Board recommends route for proposed Red River Water Supply Project
FARGO — The board behind the proposed Red River Valley Water Supply Project once again endorsed a pipeline route that follows a corridor that already has much of the right of way secured.
The vote Monday by the Lake Agassiz Water Authority board will be presented to the North Dakota State Water Commission, which on May 29 will receive a new engineering analysis of possible pipeline routes to carry water from the Missouri River.
Gov. Jack Dalrymple requested the independent study to help select the best option for the project as the state and local governments proceed without federal support.
Two corridors are being considered for the project, which would supplement water supplies in cities including Fargo and Grand Forks in times of extended drought.

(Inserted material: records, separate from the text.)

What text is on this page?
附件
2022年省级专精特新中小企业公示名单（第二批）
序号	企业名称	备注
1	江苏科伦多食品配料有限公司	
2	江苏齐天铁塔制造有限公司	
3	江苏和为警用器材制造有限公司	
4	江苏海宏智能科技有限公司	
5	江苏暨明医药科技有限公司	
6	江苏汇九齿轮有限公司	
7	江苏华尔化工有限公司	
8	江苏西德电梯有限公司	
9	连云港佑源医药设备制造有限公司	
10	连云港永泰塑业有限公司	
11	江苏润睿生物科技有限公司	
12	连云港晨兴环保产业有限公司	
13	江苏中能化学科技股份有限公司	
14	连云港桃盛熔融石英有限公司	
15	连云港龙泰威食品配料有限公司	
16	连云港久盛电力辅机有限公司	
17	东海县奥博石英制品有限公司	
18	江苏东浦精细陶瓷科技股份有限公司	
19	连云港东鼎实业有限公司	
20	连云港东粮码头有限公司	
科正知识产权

One, long favored by the Lake Agassiz Water Authority, would generally follow Highway 200 and deliver water to Lake Ashtabula near Valley City on the Sheyenne River.
The other would generally follow Interstate 94. That option, which recently was added as a possibility, does not have a preliminary engineering analysis and easements, which are available for the Highway 200 route.
Either option would draw water from the Missouri River near Washburn and pump it east.
The endorsement of the so-called “north route” along Highway 200 was contained in a resolution the Lake Agassiz Water Authority board passed regarding cost-share funding for continued development of the $800 million project.
“We hope that’s the best solution,” said Bruce Furness, chairman of the Lake Agassiz Water Authority and former Fargo mayor. But, he added, the authority doesn’t want to make any presumptions before Dalrymple sees the engineering study.
The 2013 North Dakota Legislature appropriated $11 million for engineering studies and right of way to keep the project moving. Members of the Lake Agassiz Water Authority collectively will pay a $1 million match.
Under a cost-share plan, Fargo has pledged $475,000, Grand Forks $206,481, Moorhead Public Service $56,571, Cass Rural Water Users $27,778 and East Grand Forks, Minn., $19,444.
Of the $1 million match, cities and rural water districts so far have provided $826,145, according to a tally presented at Monday’s meeting.
Project proponents hope the engineering analysis of alternative routes will enable backers to present a detailed proposal to the 2015 North Dakota Legislature.
“There’s a lot of work to be done,” said Dave Koland, general manager of the Garrison Diversion Conservancy District, which is managing the project.
Studies include the water intake for the project near Washburn and how the water will be delivered to Lake Ashtabula. One possibility is to use Baldhill Creek, a tributary that runs into the reservoir.